Perry, who had not lost a game in the tournament up to this point, came out of the weather delay hot and poured it on. Perry quickly took an 11-6 lead, but all hope was not lost for the Nationals. The team stormed back in the final inning to cut the Perry lead to 11-9 and with the tying run on first base, they could not quite complete the rally but showed a fighting spirit to the bitter end.

“It was a group effort,” coach Johny Ricks said. “They never stopped fighting and I think that’s a huge testament to how much they love the game, and I couldn’t be more proud of them.”

The team finally got to display their passion in front of a large crowd this weekend after working their tails off for a month to get into this position.

Getting the 12 players – Harper Calhoun, Woods Griffin, Carter Harrill, Bentley Henderson, Grady Kelton, Jacob Kemper, Ben Lupien, Sammir Pope, Hatcher Ricks, Colton Shelnutt, Andrew Tanner, and Mason Ward – back and forth and keep them focused and motivated was a monumental task. Ricks and Tanner were a large part of that and were aided by legendary LaGrange College coach David Kelton. 

“Having his expertise and knowledge around was huge,” Tanner said. 

It was not just the coaches that made this all possible, it was a village of families that came together and made this all happen. Without them these young boys would not have had this experience of a lifetime. 

“We had a great group of parents that took care of us,” Ricks said. “They made sure we had a meal for us when we got back to the hotel, and I’m not sure what we would have done without them.”

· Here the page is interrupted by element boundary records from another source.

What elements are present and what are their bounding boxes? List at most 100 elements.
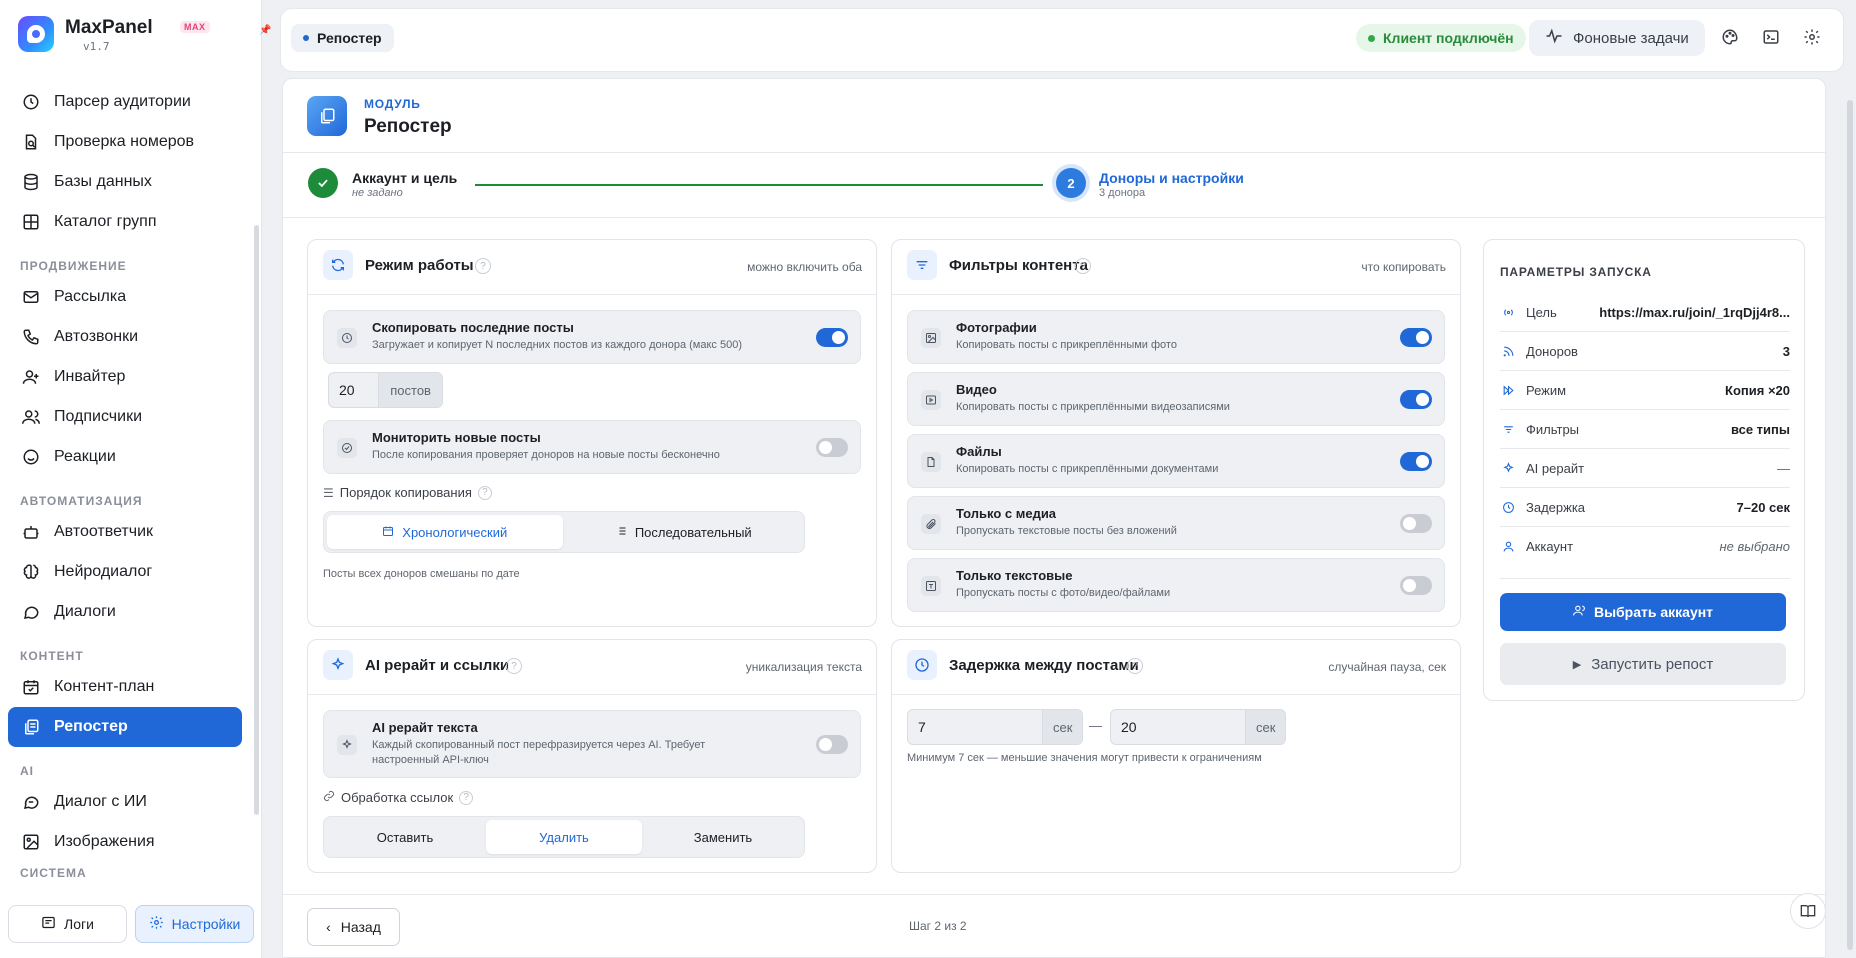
gear-icon xyxy=(149,915,164,933)
select-account-button[interactable]: Выбрать аккаунт xyxy=(1500,593,1786,631)
calendar-icon xyxy=(382,525,394,540)
step1-check-icon[interactable] xyxy=(308,168,338,198)
list-icon xyxy=(615,525,627,540)
monitor-row[interactable]: Мониторить новые посты После копирования… xyxy=(323,420,861,474)
help-icon[interactable]: ? xyxy=(475,258,491,274)
palette-icon[interactable] xyxy=(1721,28,1741,48)
sidebar-item-autocalls[interactable]: Автозвонки xyxy=(8,317,242,357)
filter-subtitle: Пропускать посты с фото/видео/файлами xyxy=(956,587,1171,599)
delay-max-value[interactable]: 20 xyxy=(1111,710,1245,744)
help-icon[interactable]: ? xyxy=(477,485,492,500)
book-icon[interactable] xyxy=(1790,893,1826,929)
step2-title[interactable]: Доноры и настройки xyxy=(1099,170,1244,186)
ai-rewrite-toggle[interactable] xyxy=(816,735,848,754)
filter-title: Только с медиа xyxy=(956,506,1057,521)
copy-last-toggle[interactable] xyxy=(816,328,848,347)
filter-row-files[interactable]: Файлы Копировать посты с прикреплёнными … xyxy=(907,434,1445,488)
logs-button[interactable]: Логи xyxy=(8,905,127,943)
order-option-label: Хронологический xyxy=(402,524,508,540)
post-count-value[interactable]: 20 xyxy=(329,373,378,407)
links-label: Обработка ссылок ? xyxy=(323,790,474,805)
monitor-subtitle: После копирования проверяет доноров на н… xyxy=(372,449,720,461)
settings-button[interactable]: Настройки xyxy=(135,905,254,943)
help-icon[interactable]: ? xyxy=(506,658,522,674)
links-option-keep[interactable]: Оставить xyxy=(327,820,483,854)
video-icon xyxy=(921,390,941,410)
sidebar-item-label: Реакции xyxy=(54,448,116,465)
filter-row-media-only[interactable]: Только с медиа Пропускать текстовые пост… xyxy=(907,496,1445,550)
filter-toggle-photos[interactable] xyxy=(1400,328,1432,347)
pin-icon[interactable]: 📌 xyxy=(259,25,271,36)
ai-panel-title: AI рерайт и ссылки xyxy=(365,657,510,674)
sidebar-item-label: Рассылка xyxy=(54,288,127,305)
sidebar-item-ai-chat[interactable]: Диалог с ИИ xyxy=(8,782,242,822)
sidebar-item-label: Репостер xyxy=(54,718,128,735)
monitor-toggle[interactable] xyxy=(816,438,848,457)
gear-icon[interactable] xyxy=(1803,28,1823,48)
sidebar-item-databases[interactable]: Базы данных xyxy=(8,162,242,202)
sidebar-item-number-check[interactable]: Проверка номеров xyxy=(8,122,242,162)
sidebar-item-reposter[interactable]: Репостер xyxy=(8,707,242,747)
help-icon[interactable]: ? xyxy=(1075,258,1091,274)
sidebar-item-autoresponder[interactable]: Автоответчик xyxy=(8,512,242,552)
help-icon[interactable]: ? xyxy=(459,790,474,805)
order-option-chronological[interactable]: Хронологический xyxy=(327,515,563,549)
filter-row-text-only[interactable]: Только текстовые Пропускать посты с фото… xyxy=(907,558,1445,612)
sparkle-icon xyxy=(323,650,353,680)
breadcrumb-label: Репостер xyxy=(317,30,382,46)
order-label-text: Порядок копирования xyxy=(339,485,472,500)
links-option-replace[interactable]: Заменить xyxy=(645,820,801,854)
sidebar-item-inviter[interactable]: Инвайтер xyxy=(8,357,242,397)
top-bar: Репостер Клиент подключён Фоновые задачи xyxy=(280,8,1844,72)
sidebar-item-neurodialog[interactable]: Нейродиалог xyxy=(8,552,242,592)
main-scrollbar[interactable] xyxy=(1847,100,1853,950)
filter-toggle-files[interactable] xyxy=(1400,452,1432,471)
sidebar-item-group-catalog[interactable]: Каталог групп xyxy=(8,202,242,242)
sidebar-item-images[interactable]: Изображения xyxy=(8,822,242,862)
param-row-mode: Режим Копия ×20 xyxy=(1500,371,1790,410)
sidebar-item-mailing[interactable]: Рассылка xyxy=(8,277,242,317)
sidebar-scrollbar[interactable] xyxy=(254,225,259,815)
order-option-sequential[interactable]: Последовательный xyxy=(566,515,802,549)
logo-icon xyxy=(18,16,54,52)
divider xyxy=(1500,578,1790,579)
image-icon xyxy=(22,833,40,851)
post-count-input[interactable]: 20 постов xyxy=(328,372,443,408)
back-button[interactable]: ‹ Назад xyxy=(307,908,400,946)
filter-toggle-video[interactable] xyxy=(1400,390,1432,409)
filter-row-photos[interactable]: Фотографии Копировать посты с прикреплён… xyxy=(907,310,1445,364)
sidebar-item-label: Автозвонки xyxy=(54,328,139,345)
sidebar-item-audience-parser[interactable]: Парсер аудитории xyxy=(8,82,242,122)
play-icon: ▶ xyxy=(1572,658,1582,671)
links-option-delete[interactable]: Удалить xyxy=(486,820,642,854)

Despite being eliminated from the tournament with a third place finish the Nationals were asked to stick around for the trophy ceremony after the final games were played. Confusion turned into elation when the team was announced as the winner of the Tommy Henry trophy for sportsmanship. The Nationals players’ character was easy to see as the team conducted themselves well before and after the games – holding a prayer circle after every game to give thanks regardless of the outcome of the game. 

“There’s things bigger than wins and losses in sports and doing things the right way is absolutely one of them,” Ricks said. “For us as a community and a team, this is something we can be proud of.”

“It shows you what kind of kids they are,” Tanner said. “They would pray before and after every game and show how to act on and off the field.”

After a long spring season that saw these 12 kids be selected as National team All-Stars, it was a laborious June as they practiced nearly every weekday for over a month. Now, the players will get some time off before starting a rec season in the fall. The players will disperse across the county, state, etc. from here, but the memories of that one weekend in early July 2022 will live on forever.